3 complementary canapés with Jukes 8

Each month, Matthew Jukes gives you a simple but stunning starter or main course recipe to serve with either Jukes 1, 6 or 8.  

This month is 3 canapés; Pissaladière, Jamón Serrano & Asparagus Tart, Burrata & Heirloom Tomato Tart (for 6 people)

As we start to entertain again and the weather warms up a little, my mind has turned to Jukes 8 and a few homemade canapés (or starters) which work so well with this ‘rosé’ drink.

All three of these tarts start with the same base, so it is easy to prepare and then each topping is delicious and intentionally contrasting to demonstrate a wide variety of flavours with which Jukes 8 loves to be partnered.  Each tart takes a slightly different time to prepare, but the same time to cook, so they can all be prepared, in advance, and then put in the oven to suit when you want to serve them – either together or one after the other.

Pissaladière
Ingredients -

Vegetable oil for frying

15g Salted butter

500g Onions, finely sliced

1 tbsp fresh Thyme leaves, chopped, keeping a few aside to scatter when you serve

1 x 320g sheet ready-rolled Puff pastry (a Jus-Rol Puff Pastry pack has two 320g sheets)

1 tbsp Dijon mustard

100g Anchovy fillets, drained of oil

12 Black olives, pitted and chopped

Cracked black pepper

1 egg, beaten (this will be enough for all three tarts)

Method -

Heat the oil and butter in a frying pan and then add the sliced onions and cook gently for 30 minutes or until they are caramelised but not burnt.  Remove the pan from the heat and stir in the Dijon mustard, the olives and the chopped thyme leaves.

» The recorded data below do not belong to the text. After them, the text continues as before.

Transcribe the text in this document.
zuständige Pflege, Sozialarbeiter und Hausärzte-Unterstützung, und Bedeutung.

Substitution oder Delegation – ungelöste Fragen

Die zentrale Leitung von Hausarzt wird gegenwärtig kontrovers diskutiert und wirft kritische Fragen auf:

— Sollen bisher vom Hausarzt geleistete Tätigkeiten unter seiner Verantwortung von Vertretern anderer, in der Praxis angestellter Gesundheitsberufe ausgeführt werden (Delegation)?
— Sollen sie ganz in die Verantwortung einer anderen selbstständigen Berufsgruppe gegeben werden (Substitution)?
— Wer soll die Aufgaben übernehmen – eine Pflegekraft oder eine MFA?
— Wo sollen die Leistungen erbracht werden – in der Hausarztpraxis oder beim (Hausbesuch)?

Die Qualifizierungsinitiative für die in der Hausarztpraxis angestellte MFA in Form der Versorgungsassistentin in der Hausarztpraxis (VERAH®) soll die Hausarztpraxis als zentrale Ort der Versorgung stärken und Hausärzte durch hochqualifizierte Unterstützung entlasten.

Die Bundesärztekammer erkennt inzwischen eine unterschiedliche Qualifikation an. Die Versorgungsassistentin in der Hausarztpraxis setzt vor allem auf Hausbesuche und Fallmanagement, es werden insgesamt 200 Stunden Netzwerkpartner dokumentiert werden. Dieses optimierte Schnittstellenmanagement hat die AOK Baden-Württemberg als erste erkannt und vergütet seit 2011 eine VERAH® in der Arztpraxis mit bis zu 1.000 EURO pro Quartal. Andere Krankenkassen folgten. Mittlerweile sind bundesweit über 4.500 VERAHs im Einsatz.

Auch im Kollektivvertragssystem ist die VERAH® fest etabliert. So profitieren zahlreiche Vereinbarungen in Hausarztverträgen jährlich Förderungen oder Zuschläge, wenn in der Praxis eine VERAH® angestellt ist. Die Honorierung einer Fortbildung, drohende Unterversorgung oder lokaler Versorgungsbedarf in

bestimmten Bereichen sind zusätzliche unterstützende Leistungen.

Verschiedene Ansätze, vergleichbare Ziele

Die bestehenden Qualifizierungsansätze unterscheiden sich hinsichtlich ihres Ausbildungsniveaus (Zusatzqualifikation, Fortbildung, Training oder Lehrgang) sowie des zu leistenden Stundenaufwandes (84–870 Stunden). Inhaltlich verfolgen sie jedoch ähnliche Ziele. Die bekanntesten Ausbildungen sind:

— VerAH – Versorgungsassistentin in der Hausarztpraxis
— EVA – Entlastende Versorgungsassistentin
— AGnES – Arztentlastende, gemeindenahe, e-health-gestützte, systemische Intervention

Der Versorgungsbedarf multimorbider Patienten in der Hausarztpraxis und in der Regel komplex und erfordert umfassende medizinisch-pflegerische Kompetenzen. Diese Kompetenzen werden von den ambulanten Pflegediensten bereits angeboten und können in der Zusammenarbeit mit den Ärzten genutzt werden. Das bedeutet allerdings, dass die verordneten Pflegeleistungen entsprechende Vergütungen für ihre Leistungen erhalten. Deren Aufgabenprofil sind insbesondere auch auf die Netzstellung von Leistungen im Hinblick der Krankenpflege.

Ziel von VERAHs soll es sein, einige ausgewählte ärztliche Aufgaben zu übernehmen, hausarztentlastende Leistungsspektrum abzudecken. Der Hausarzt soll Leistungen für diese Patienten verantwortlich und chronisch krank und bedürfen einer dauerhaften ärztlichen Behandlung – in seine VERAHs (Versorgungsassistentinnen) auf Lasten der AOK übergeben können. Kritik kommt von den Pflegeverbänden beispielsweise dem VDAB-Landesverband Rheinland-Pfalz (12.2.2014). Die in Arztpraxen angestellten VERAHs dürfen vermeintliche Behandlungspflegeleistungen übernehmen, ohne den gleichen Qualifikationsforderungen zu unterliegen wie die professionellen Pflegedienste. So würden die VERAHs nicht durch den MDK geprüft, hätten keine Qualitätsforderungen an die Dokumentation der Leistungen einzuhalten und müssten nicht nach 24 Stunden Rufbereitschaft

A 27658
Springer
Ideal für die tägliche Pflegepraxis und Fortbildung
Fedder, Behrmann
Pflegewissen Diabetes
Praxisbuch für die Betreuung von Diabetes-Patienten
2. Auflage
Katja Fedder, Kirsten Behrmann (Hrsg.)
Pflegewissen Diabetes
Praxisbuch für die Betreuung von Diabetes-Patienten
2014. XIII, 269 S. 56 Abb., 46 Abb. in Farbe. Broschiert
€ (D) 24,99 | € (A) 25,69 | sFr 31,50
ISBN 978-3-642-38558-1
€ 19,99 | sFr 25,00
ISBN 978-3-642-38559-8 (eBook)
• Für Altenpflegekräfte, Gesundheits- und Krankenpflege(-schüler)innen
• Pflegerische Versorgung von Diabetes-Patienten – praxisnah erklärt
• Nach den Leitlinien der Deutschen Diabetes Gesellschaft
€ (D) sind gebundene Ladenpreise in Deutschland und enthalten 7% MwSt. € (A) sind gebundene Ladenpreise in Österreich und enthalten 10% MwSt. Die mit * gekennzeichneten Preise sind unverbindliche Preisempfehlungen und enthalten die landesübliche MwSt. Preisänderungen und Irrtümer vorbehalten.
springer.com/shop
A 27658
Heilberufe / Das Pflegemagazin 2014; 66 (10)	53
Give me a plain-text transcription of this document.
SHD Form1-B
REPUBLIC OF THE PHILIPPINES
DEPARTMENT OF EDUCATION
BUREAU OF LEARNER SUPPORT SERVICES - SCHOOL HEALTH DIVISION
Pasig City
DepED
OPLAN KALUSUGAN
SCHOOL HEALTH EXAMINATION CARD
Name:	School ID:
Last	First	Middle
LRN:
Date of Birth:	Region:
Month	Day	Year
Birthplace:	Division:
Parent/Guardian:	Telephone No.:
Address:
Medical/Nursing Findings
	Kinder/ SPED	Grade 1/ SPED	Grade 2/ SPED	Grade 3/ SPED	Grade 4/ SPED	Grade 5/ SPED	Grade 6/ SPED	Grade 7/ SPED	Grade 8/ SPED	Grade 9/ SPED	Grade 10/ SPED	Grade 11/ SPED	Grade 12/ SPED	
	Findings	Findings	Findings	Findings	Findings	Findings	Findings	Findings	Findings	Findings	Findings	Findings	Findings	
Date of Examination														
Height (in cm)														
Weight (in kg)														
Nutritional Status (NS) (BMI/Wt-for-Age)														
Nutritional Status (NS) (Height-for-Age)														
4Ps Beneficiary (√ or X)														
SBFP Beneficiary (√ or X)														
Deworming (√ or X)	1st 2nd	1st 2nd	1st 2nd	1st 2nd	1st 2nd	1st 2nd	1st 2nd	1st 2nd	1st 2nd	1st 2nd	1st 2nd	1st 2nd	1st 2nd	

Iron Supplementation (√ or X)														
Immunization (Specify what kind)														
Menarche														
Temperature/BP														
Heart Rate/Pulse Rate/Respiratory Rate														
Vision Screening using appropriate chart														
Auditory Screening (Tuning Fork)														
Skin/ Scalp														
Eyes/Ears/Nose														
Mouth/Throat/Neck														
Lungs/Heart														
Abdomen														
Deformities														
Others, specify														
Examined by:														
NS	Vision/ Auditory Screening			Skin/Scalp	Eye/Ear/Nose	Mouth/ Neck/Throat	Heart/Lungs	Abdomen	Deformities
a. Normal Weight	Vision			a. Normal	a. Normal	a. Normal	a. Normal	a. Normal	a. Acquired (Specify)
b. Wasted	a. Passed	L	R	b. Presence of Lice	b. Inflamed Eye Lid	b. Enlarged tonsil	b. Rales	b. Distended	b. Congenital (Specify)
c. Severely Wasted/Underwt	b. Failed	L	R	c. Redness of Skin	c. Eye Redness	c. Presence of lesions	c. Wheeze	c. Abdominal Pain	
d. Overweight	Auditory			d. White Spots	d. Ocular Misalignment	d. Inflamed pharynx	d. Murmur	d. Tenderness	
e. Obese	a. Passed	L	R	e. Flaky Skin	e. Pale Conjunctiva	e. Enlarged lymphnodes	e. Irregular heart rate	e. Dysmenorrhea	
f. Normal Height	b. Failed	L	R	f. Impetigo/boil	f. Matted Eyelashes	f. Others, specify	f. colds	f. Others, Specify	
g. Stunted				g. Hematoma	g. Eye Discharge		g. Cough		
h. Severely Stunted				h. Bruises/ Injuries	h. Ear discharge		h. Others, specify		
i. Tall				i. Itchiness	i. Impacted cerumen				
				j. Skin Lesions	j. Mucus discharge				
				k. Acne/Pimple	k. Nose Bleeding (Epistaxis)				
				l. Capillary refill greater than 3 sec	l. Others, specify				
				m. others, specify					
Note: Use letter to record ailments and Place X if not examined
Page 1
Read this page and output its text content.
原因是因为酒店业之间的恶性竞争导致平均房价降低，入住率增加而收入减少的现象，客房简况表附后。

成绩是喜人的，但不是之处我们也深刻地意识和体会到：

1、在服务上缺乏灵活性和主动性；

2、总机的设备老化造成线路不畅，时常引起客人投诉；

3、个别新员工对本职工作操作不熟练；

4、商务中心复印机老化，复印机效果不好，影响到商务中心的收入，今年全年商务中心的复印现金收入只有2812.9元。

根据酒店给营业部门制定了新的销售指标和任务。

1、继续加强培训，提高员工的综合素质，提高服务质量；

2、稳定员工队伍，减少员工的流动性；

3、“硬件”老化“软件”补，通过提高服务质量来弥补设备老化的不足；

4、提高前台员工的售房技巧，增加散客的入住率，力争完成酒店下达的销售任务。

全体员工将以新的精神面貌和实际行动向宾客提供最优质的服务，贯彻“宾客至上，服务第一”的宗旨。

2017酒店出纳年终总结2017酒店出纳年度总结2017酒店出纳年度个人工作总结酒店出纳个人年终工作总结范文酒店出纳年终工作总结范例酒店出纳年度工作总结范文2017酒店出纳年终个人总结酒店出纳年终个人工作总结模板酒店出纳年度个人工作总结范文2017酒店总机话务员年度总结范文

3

Preheat your oven to 200°C and unroll the puff pastry sheet lay it on a lightly oiled baking tray.  Pierce the pastry all over with the tines of a fork leaving a 2cm border around the outside edge of the pastry sheet.  Lightly brush the edge with the beaten egg, keeping the rest for the other two tarts.  Spoon the onion mix onto the pastry leaving the un-pricked edges bare, like a picture in a frame.  Scatter the anchovy fillets on top, either randomly or geometrically to suit you, and then bake for 25 minutes until the pastry is crisp.  Serve on a wooden board, chopped into slices and scattered with extra thyme leaves and some twists of cracked black pepper.

Jamón Serrano & Asparagus Tart
Ingredients -

250g Asparagus spears – washed and trimmed

Sea salt & Cracked black pepper

2 teaspoons Extra virgin olive oil

1 Lemon, zested

1 Clove garlic, finely chopped

1 x 320g sheet ready-rolled Puff pastry (a Jus-Rol Puff Pastry pack has two 320g sheets)

2 tablespoons Dijon mustard

200g Jamón Serrano

75g grated Parmesan cheese

Method -

Bring a large pot of salted water to the boil as well as preheating your oven to 200°C (as above).  Boil the asparagus spears for 2 minutes and then strain and rinse them in cold water so they do not overcook.  Unroll the pastry and prick it with the tines of a fork, as above, and then cook it on a baking tray for 10 minutes.  Remove the pastry from the oven and brush the edge with the beaten egg (left over from the recipe above).  Then paint the centre of the tart with a mix of the lemon zest, chopped garlic, Dijon mustard, extra virgin olive oil, sea salt and cracked black pepper and then lay out the Jamón Serrano followed by the asparagus spears and then the grated Parmesan on top.  Return to the oven for a further 10-15 minutes, checking that the pastry is cooked and then serve sliced on a wooden board.

Burrata & Heirloom Tomato Tart
Ingredients -

1 x 320g sheet ready-rolled Puff pastry (a Jus-Rol Puff Pastry pack has two 320g sheets)

50g freshly-made pesto – A delicatessen will help if you don’t make your own

2 large, ripe Heirloom tomato, thinly sliced

1 large, fresh Burrata cheese

20g Fresh basil leaves, washed and torn

Sea salt & Cracked black pepper

Method -

Preheat your oven to 200°C and unroll the puff pastry sheet lay it on a lightly oiled baking tray.  Pierce the pastry all over with the tines of a fork leaving a 2cm border around the outside edge of the pastry sheet.  Brush the edges with any remaining beaten egg.  Lightly paint the pastry with the pesto and lay the tomatoes on top covering the whole tart, but without overlapping too much.  Add some cracked black pepper on top and then cook the tart for approximately 20 minutes or until the pastry is cooked and the edges are golden.  Take it out of the oven and then tear the burrata into finger-width pieces, drain off any excess moisture, and then arrange the pieces on top of the tomatoes and then sprinkle with torn basil leaves and more cracked black pepper and sea salt.